Is appropriate for selected patients who want to preserve their ejaculation.


Gonadal vessels 


Ipsilateral ones should be removed.


Retrocrural Dissection


May be considered at the time of RPLND.


Nephrectomy

It is the most common auxiliary procedure.


Major Vascular Reconstruction


In some series, 15% of patients needed vascular procedures. 


This included aortic resection, cavotomy/caval resection, iliac resection, and renovascular resection with repair.


Primary reconstruction of the IVC is preferred if possible.


Small vessel wall injuries may be repaired via patch venoplasty or with bovine/porcine pericardial grafts.


PTFE or Dacron grafts may be used.


Liver Resection


RPLND in patients with liver involvement is usually done after first, second or  third-line chemotherapy. 


All lesions including residual liver masses should be resected at this time.


Thoracic Masses


These masses should be addressed after RPLND is done.
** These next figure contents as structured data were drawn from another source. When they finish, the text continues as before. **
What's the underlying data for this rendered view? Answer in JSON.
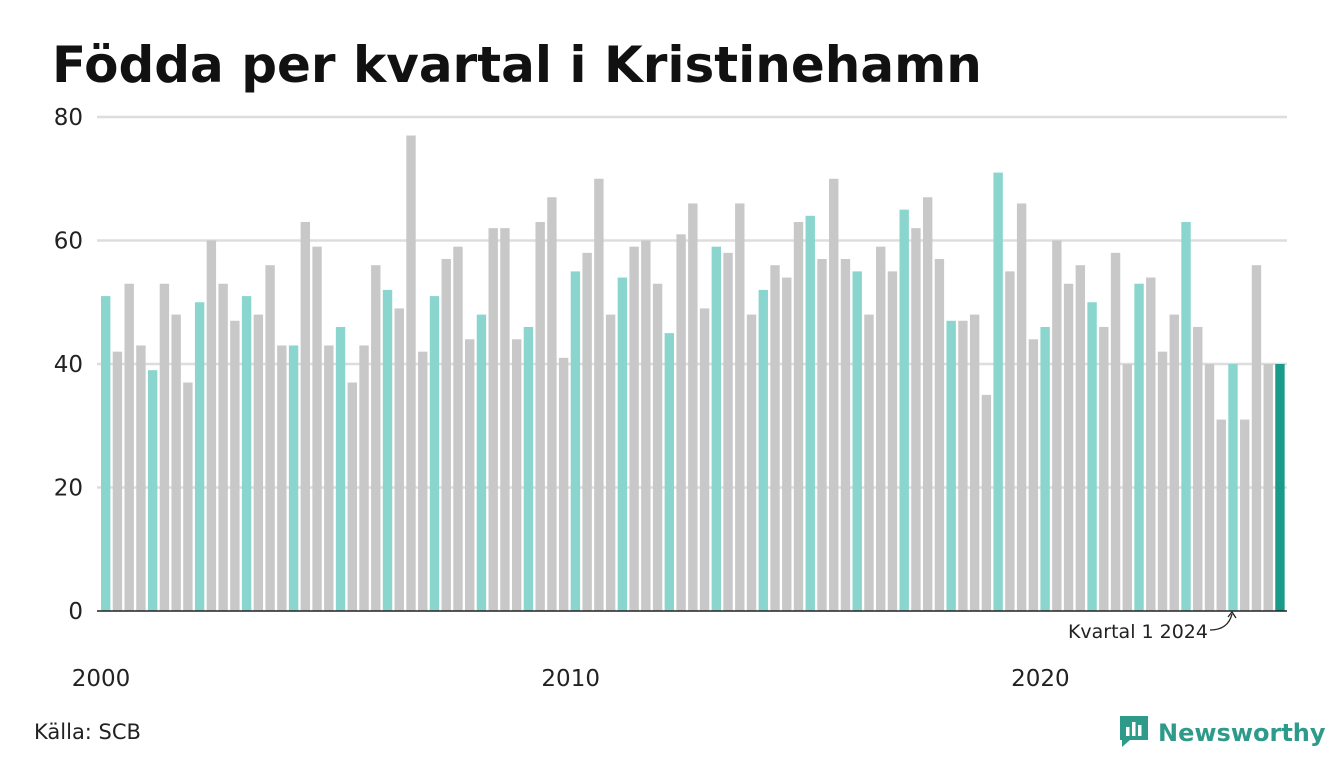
{
  "title": "Födda per kvartal i Kristinehamn",
  "source": "Källa: SCB",
  "brand": {
    "name": "Newsworthy",
    "icon": "newsworthy-logo-icon"
  },
  "colors": {
    "q1": "#8ad6ce",
    "other": "#c8c8c8",
    "latest": "#1a9a88",
    "grid": "#dddddd",
    "axis": "#222222",
    "brand": "#2e9a8a"
  },
  "chart_data": {
    "type": "bar",
    "title": "Födda per kvartal i Kristinehamn",
    "xlabel": "",
    "ylabel": "",
    "ylim": [
      0,
      80
    ],
    "yticks": [
      0,
      20,
      40,
      60,
      80
    ],
    "xticks": [
      "2000",
      "2010",
      "2020"
    ],
    "grid": true,
    "start_year": 2000,
    "values": [
      51,
      42,
      53,
      43,
      39,
      53,
      48,
      37,
      50,
      60,
      53,
      47,
      51,
      48,
      56,
      43,
      43,
      63,
      59,
      43,
      46,
      37,
      43,
      56,
      52,
      49,
      77,
      42,
      51,
      57,
      59,
      44,
      48,
      62,
      62,
      44,
      46,
      63,
      67,
      41,
      55,
      58,
      70,
      48,
      54,
      59,
      60,
      53,
      45,
      61,
      66,
      49,
      59,
      58,
      66,
      48,
      52,
      56,
      54,
      63,
      64,
      57,
      70,
      57,
      55,
      48,
      59,
      55,
      65,
      62,
      67,
      57,
      47,
      47,
      48,
      35,
      71,
      55,
      66,
      44,
      46,
      60,
      53,
      56,
      50,
      46,
      58,
      40,
      53,
      54,
      42,
      48,
      63,
      46,
      40,
      31,
      40,
      31,
      56,
      40,
      40
    ],
    "annotation": {
      "text": "Kvartal 1 2024",
      "target": "2024 Q1"
    }
  }
}
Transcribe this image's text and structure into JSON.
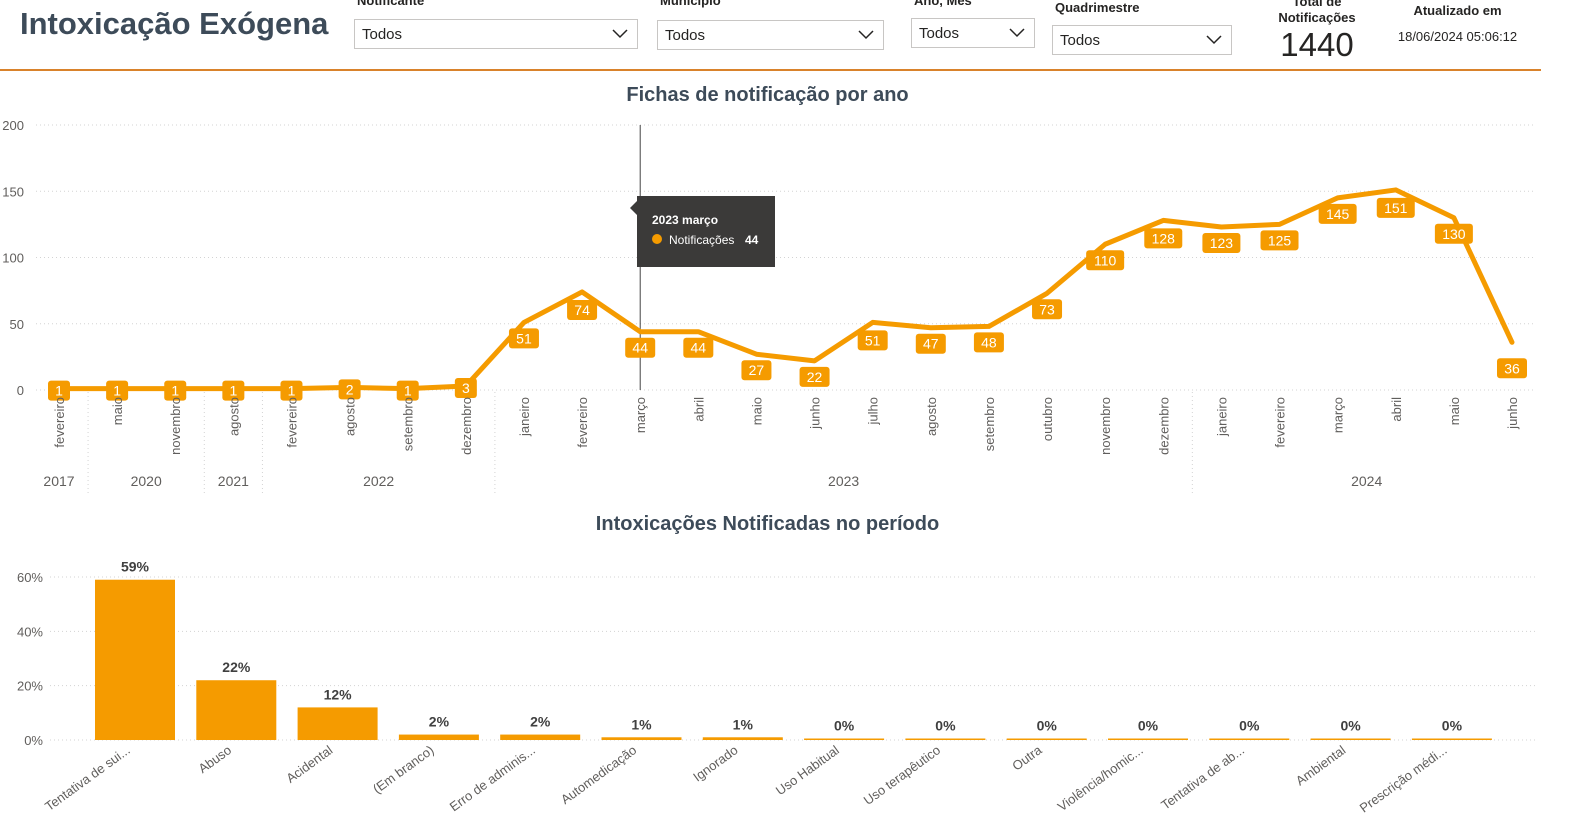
{
  "app": {
    "title": "Intoxicação Exógena"
  },
  "filters": [
    {
      "label": "Notificante",
      "value": "Todos"
    },
    {
      "label": "Município",
      "value": "Todos"
    },
    {
      "label": "Ano, Mês",
      "value": "Todos"
    },
    {
      "label": "Quadrimestre",
      "value": "Todos"
    }
  ],
  "kpi": {
    "label": "Total de Notificações",
    "value": "1440"
  },
  "updated": {
    "label": "Atualizado em",
    "value": "18/06/2024 05:06:12"
  },
  "colors": {
    "accent": "#f59b00",
    "title": "#3d4b59",
    "header_rule": "#d9822b",
    "tooltip_bg": "#3b3a39"
  },
  "tooltip": {
    "title": "2023 março",
    "series": "Notificações",
    "value": "44"
  },
  "chart_data": [
    {
      "type": "line",
      "title": "Fichas de notificação por ano",
      "ylim": [
        0,
        200
      ],
      "yticks": [
        0,
        50,
        100,
        150,
        200
      ],
      "grid": true,
      "months": [
        "fevereiro",
        "maio",
        "novembro",
        "agosto",
        "fevereiro",
        "agosto",
        "setembro",
        "dezembro",
        "janeiro",
        "fevereiro",
        "março",
        "abril",
        "maio",
        "junho",
        "julho",
        "agosto",
        "setembro",
        "outubro",
        "novembro",
        "dezembro",
        "janeiro",
        "fevereiro",
        "março",
        "abril",
        "maio",
        "junho"
      ],
      "years": [
        {
          "label": "2017",
          "count": 1
        },
        {
          "label": "2020",
          "count": 2
        },
        {
          "label": "2021",
          "count": 1
        },
        {
          "label": "2022",
          "count": 4
        },
        {
          "label": "2023",
          "count": 12
        },
        {
          "label": "2024",
          "count": 6
        }
      ],
      "series": [
        {
          "name": "Notificações",
          "values": [
            1,
            1,
            1,
            1,
            1,
            2,
            1,
            3,
            51,
            74,
            44,
            44,
            27,
            22,
            51,
            47,
            48,
            73,
            110,
            128,
            123,
            125,
            145,
            151,
            130,
            36
          ]
        }
      ],
      "highlight_index": 10
    },
    {
      "type": "bar",
      "title": "Intoxicações Notificadas no período",
      "categories": [
        "Tentativa de sui...",
        "Abuso",
        "Acidental",
        "(Em branco)",
        "Erro de adminis...",
        "Automedicação",
        "Ignorado",
        "Uso Habitual",
        "Uso terapêutico",
        "Outra",
        "Violência/homic...",
        "Tentativa de ab...",
        "Ambiental",
        "Prescrição médi..."
      ],
      "values": [
        59,
        22,
        12,
        2,
        2,
        1,
        1,
        0,
        0,
        0,
        0,
        0,
        0,
        0
      ],
      "unit": "%",
      "ylim": [
        0,
        60
      ],
      "yticks": [
        0,
        20,
        40,
        60
      ],
      "grid": true
    }
  ]
}
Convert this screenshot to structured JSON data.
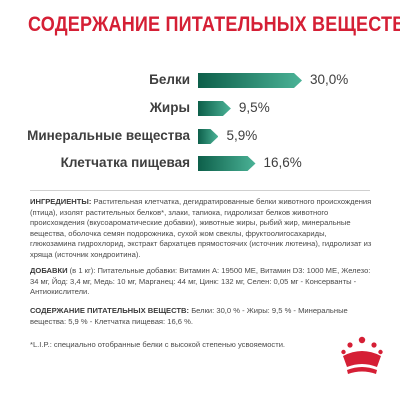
{
  "title": "СОДЕРЖАНИЕ ПИТАТЕЛЬНЫХ ВЕЩЕСТВ",
  "chart_data": {
    "type": "bar",
    "categories": [
      "Белки",
      "Жиры",
      "Минеральные вещества",
      "Клетчатка пищевая"
    ],
    "values": [
      30.0,
      9.5,
      5.9,
      16.6
    ],
    "value_labels": [
      "30,0%",
      "9,5%",
      "5,9%",
      "16,6%"
    ],
    "unit": "%",
    "orientation": "horizontal",
    "bar_color": "#2a8a6e"
  },
  "ingredients": {
    "label": "ИНГРЕДИЕНТЫ:",
    "text": " Растительная клетчатка, дегидратированные белки животного происхождения (птица), изолят растительных белков*, злаки, тапиока, гидролизат белков животного происхождения (вкусоароматические добавки), животные жиры, рыбий жир, минеральные вещества, оболочка семян подорожника, сухой жом свеклы, фруктоолигосахариды, глюкозамина гидрохлорид, экстракт бархатцев прямостоячих (источник лютеина), гидролизат из хряща (источник хондроитина)."
  },
  "additives": {
    "label": "ДОБАВКИ",
    "text": " (в 1 кг): Питательные добавки: Витамин А: 19500 МЕ, Витамин D3: 1000 МЕ, Железо: 34 мг, Йод: 3,4 мг, Медь: 10 мг, Марганец: 44 мг, Цинк: 132 мг, Селен: 0,05 мг - Консерванты - Антиокислители."
  },
  "nutrients": {
    "label": "СОДЕРЖАНИЕ ПИТАТЕЛЬНЫХ ВЕЩЕСТВ:",
    "text": " Белки: 30,0 % - Жиры: 9,5 % - Минеральные вещества: 5,9 % - Клетчатка пищевая: 16,6 %."
  },
  "footnote": "*L.I.P.: специально отобранные белки с высокой степенью усвояемости.",
  "logo_icon": "royal-canin-crown-logo",
  "brand_color": "#d51f35"
}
All masses > 1 cm should be considered for resection unless the retroperitoneum only had fibrosis.


Brain Metastases


Primary chemo ± RT ± Surgery


Brain metastases are associated with choriocarcinoma and should be suspected in any patient with a very high serum HCG level. 


Patients with choriocarcinoma of the brain are at risk of bleeding and should be monitored for this when chemotherapy is started.


Chemotherapy Regimens


BEP

Bleomycin + etoposide + cisplatin


EP

Etoposide + cisplatin


VIP 

Etoposide + Ifosfamide + Cisplatin


TIP 

Paclitaxel + ifosfamide + cisplatin


VeIP

Vinblastine + ifosfamide +cisplatin (Platinol).


Carboplatin + etoposide


P-ICE

Paclitaxel + ifosfamide + carboplatin + etoposide



Testicular Microlithiasis


Incidentally detected microlithiasis should not undergo further evaluation.


Men with risk factors and testicular microlithiasis should be counseled about the potential increased risk of germ cell tumor. They need to perform periodic self-examination, and be followed by a urologist.